Кирилл Ельцов
Режиссер не боится вставить в фильм Dragostea Din Tei, как не боится этого и немолодая мама, которую просто увлекает мотив и нравится аэробика с дочерью, и вот уже песня рвет монохромную палитру семейных отношений и взрывает мозг воспоминаниями. Что это за воспоминания? Просто летний загородный простор, машина с музыкой, абстрактное состояние счастья. Это воспоминания Луи, или зрителя? Скажите, что это за банальность? Но зачем изобретать велосипед, когда речь заходит о таком простом, — когда нужен глоток свежего воздуха, выйдете на улицу или откройте окно. Это всего лишь конец света, а не шекспировская драма, в конце концов.
Стоит сказать и о крупных планах, которыми изобилует долановская экранизация пьесы Жана-Люка Лагарса. Крупный план — это то, что, в частности, принципиально отличает театр от кино, это аффект, к которому бесконечно долго может стремиться театральный актер, и что за мгновение может показать кинокамера. В «Это всего лишь конец света» крупный план — это поле жизни отдельно взятого героя, те минуты, в которые все сконцентрировано на нем одном. Каждый заполняет эти минуты по-своему и, конечно же, стремится их продлить. Но крупный план — это еще и взгляд практически в упор, мы смотрим в глаза другому человеку, но видим лишь черноту или собственное отражение.

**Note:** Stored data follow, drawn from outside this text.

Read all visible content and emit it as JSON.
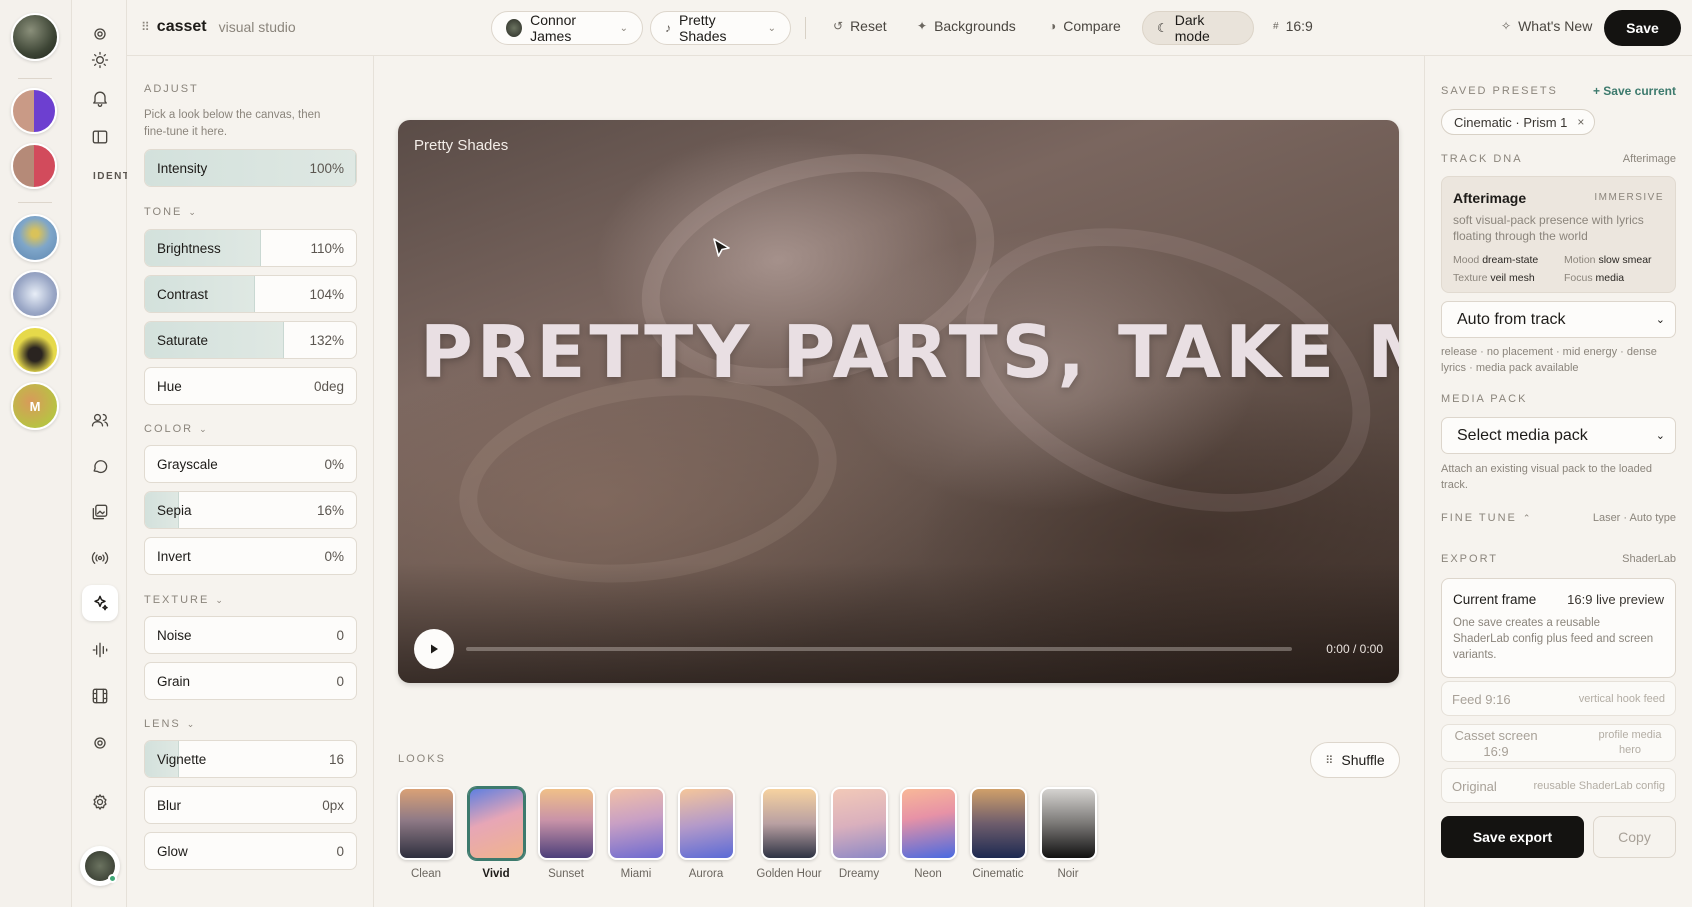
{
  "app": {
    "name": "casset",
    "subtitle": "visual studio"
  },
  "rail": {
    "initial": "M"
  },
  "icon_column": {
    "section_label": "IDENT"
  },
  "topbar": {
    "artist": "Connor James",
    "track": "Pretty Shades",
    "reset": "Reset",
    "backgrounds": "Backgrounds",
    "compare": "Compare",
    "dark_mode": "Dark mode",
    "aspect": "16:9",
    "whats_new": "What's New",
    "save": "Save"
  },
  "adjust": {
    "title": "ADJUST",
    "hint": "Pick a look below the canvas, then fine-tune it here.",
    "intensity": {
      "label": "Intensity",
      "value": "100%",
      "level": 1.0
    },
    "tone": {
      "title": "TONE",
      "brightness": {
        "label": "Brightness",
        "value": "110%",
        "level": 0.55
      },
      "contrast": {
        "label": "Contrast",
        "value": "104%",
        "level": 0.52
      },
      "saturate": {
        "label": "Saturate",
        "value": "132%",
        "level": 0.66
      },
      "hue": {
        "label": "Hue",
        "value": "0deg",
        "level": 0
      }
    },
    "color": {
      "title": "COLOR",
      "grayscale": {
        "label": "Grayscale",
        "value": "0%",
        "level": 0
      },
      "sepia": {
        "label": "Sepia",
        "value": "16%",
        "level": 0.16
      },
      "invert": {
        "label": "Invert",
        "value": "0%",
        "level": 0
      }
    },
    "texture": {
      "title": "TEXTURE",
      "noise": {
        "label": "Noise",
        "value": "0",
        "level": 0
      },
      "grain": {
        "label": "Grain",
        "value": "0",
        "level": 0
      }
    },
    "lens": {
      "title": "LENS",
      "vignette": {
        "label": "Vignette",
        "value": "16",
        "level": 0.16
      },
      "blur": {
        "label": "Blur",
        "value": "0px",
        "level": 0
      },
      "glow": {
        "label": "Glow",
        "value": "0",
        "level": 0
      }
    }
  },
  "canvas": {
    "title": "Pretty Shades",
    "lyric": "PRETTY PARTS, TAKE ME",
    "time": "0:00 / 0:00",
    "progress": 0
  },
  "looks": {
    "title": "LOOKS",
    "shuffle": "Shuffle",
    "items": [
      {
        "name": "Clean",
        "selected": false
      },
      {
        "name": "Vivid",
        "selected": true
      },
      {
        "name": "Sunset",
        "selected": false
      },
      {
        "name": "Miami",
        "selected": false
      },
      {
        "name": "Aurora",
        "selected": false
      },
      {
        "name": "Golden Hour",
        "selected": false
      },
      {
        "name": "Dreamy",
        "selected": false
      },
      {
        "name": "Neon",
        "selected": false
      },
      {
        "name": "Cinematic",
        "selected": false
      },
      {
        "name": "Noir",
        "selected": false
      }
    ]
  },
  "right": {
    "saved_presets": {
      "title": "SAVED PRESETS",
      "action": "+ Save current",
      "chip": "Cinematic · Prism 1"
    },
    "track_dna": {
      "title": "TRACK DNA",
      "meta": "Afterimage",
      "card_title": "Afterimage",
      "tag": "IMMERSIVE",
      "desc": "soft visual-pack presence with lyrics floating through the world",
      "mood_k": "Mood",
      "mood_v": "dream-state",
      "motion_k": "Motion",
      "motion_v": "slow smear",
      "texture_k": "Texture",
      "texture_v": "veil mesh",
      "focus_k": "Focus",
      "focus_v": "media"
    },
    "auto_select": "Auto from track",
    "auto_note": "release · no placement · mid energy · dense lyrics · media pack available",
    "media_pack": {
      "title": "MEDIA PACK",
      "select": "Select media pack",
      "note": "Attach an existing visual pack to the loaded track."
    },
    "fine_tune": {
      "title": "FINE TUNE",
      "meta": "Laser · Auto type"
    },
    "export": {
      "title": "EXPORT",
      "meta": "ShaderLab",
      "card_title": "Current frame",
      "card_meta": "16:9 live preview",
      "card_desc": "One save creates a reusable ShaderLab config plus feed and screen variants.",
      "variants": [
        {
          "a": "Feed 9:16",
          "b": "vertical hook feed"
        },
        {
          "a": "Casset screen 16:9",
          "b": "profile media hero"
        },
        {
          "a": "Original",
          "b": "reusable ShaderLab config"
        }
      ],
      "save": "Save export",
      "copy": "Copy"
    }
  },
  "colors": {
    "accent": "#3d7a6d",
    "primary_button": "#141311",
    "slider_fill": "#d3e1dc"
  }
}
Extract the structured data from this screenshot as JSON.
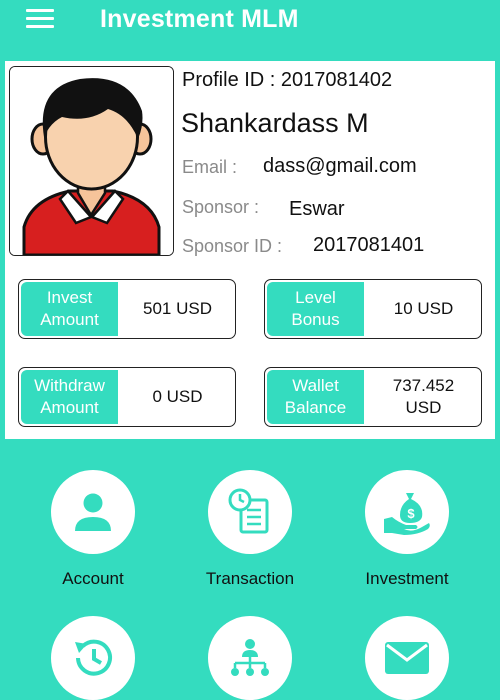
{
  "app": {
    "title": "Investment MLM"
  },
  "colors": {
    "primary": "#34dcbf",
    "card": "#ffffff",
    "text": "#111111",
    "label": "#8a8a8a"
  },
  "profile": {
    "id_text": "Profile ID : 2017081402",
    "name": "Shankardass M",
    "email_label": "Email :",
    "email": "dass@gmail.com",
    "sponsor_label": "Sponsor :",
    "sponsor": "Eswar",
    "sponsor_id_label": "Sponsor ID :",
    "sponsor_id": "2017081401",
    "avatar_icon": "user-avatar-icon"
  },
  "stats": [
    {
      "label": "Invest\nAmount",
      "value": "501 USD"
    },
    {
      "label": "Level\nBonus",
      "value": "10 USD"
    },
    {
      "label": "Withdraw\nAmount",
      "value": "0 USD"
    },
    {
      "label": "Wallet\nBalance",
      "value": "737.452\nUSD"
    }
  ],
  "menu": [
    {
      "label": "Account",
      "icon": "person-icon"
    },
    {
      "label": "Transaction",
      "icon": "transaction-document-icon"
    },
    {
      "label": "Investment",
      "icon": "money-bag-hand-icon"
    },
    {
      "label": "",
      "icon": "history-icon"
    },
    {
      "label": "",
      "icon": "network-tree-icon"
    },
    {
      "label": "",
      "icon": "mail-icon"
    }
  ]
}
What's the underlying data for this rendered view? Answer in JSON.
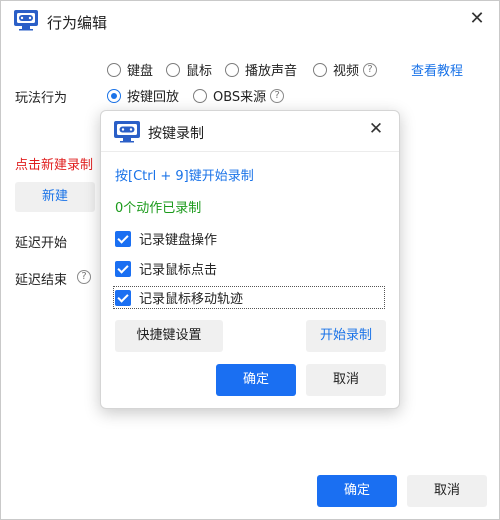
{
  "window": {
    "title": "行为编辑",
    "close": "✕"
  },
  "play_behavior": {
    "label": "玩法行为",
    "options_row1": [
      "键盘",
      "鼠标",
      "播放声音",
      "视频"
    ],
    "options_row2": [
      "按键回放",
      "OBS来源"
    ],
    "selected": "按键回放",
    "help": "?",
    "tutorial_link": "查看教程"
  },
  "new_record": {
    "label": "点击新建录制",
    "button": "新建"
  },
  "delay": {
    "start_label": "延迟开始",
    "end_label": "延迟结束"
  },
  "dialog": {
    "title": "按键录制",
    "close": "✕",
    "shortcut_hint": "按[Ctrl + 9]键开始录制",
    "status": "0个动作已录制",
    "checkboxes": [
      {
        "label": "记录键盘操作",
        "checked": true
      },
      {
        "label": "记录鼠标点击",
        "checked": true
      },
      {
        "label": "记录鼠标移动轨迹",
        "checked": true
      }
    ],
    "hotkey_settings": "快捷键设置",
    "start_record": "开始录制",
    "ok": "确定",
    "cancel": "取消"
  },
  "footer": {
    "ok": "确定",
    "cancel": "取消"
  },
  "colors": {
    "accent": "#1a73e8",
    "primary_button": "#1a6ff2",
    "warning": "#e02020",
    "success": "#1a9a1a"
  }
}
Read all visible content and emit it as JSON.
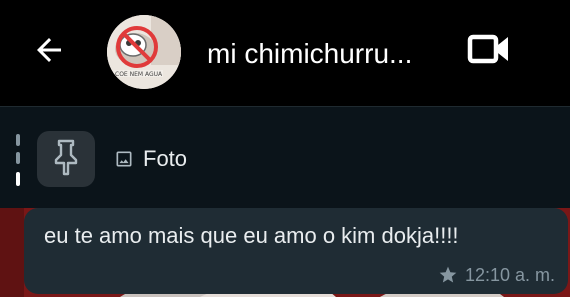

Во время просмотра фильма хочется проникнуть во внутренний мир персонажей, разобраться в их мотивах, найти объяснения их поступкам, однако это у нас вряд ли получится. Долан не лезет в душу героев, но дает им возможность высказаться. Камера смотрит на них со стороны, слово хаотично передается от персонажа к персонажу, а зрителю остается делать свои выводы. Для кого-то эти выводы неудовлетворительны, для кого-то — шокирующие, но вряд ли кто-то останется безразличным.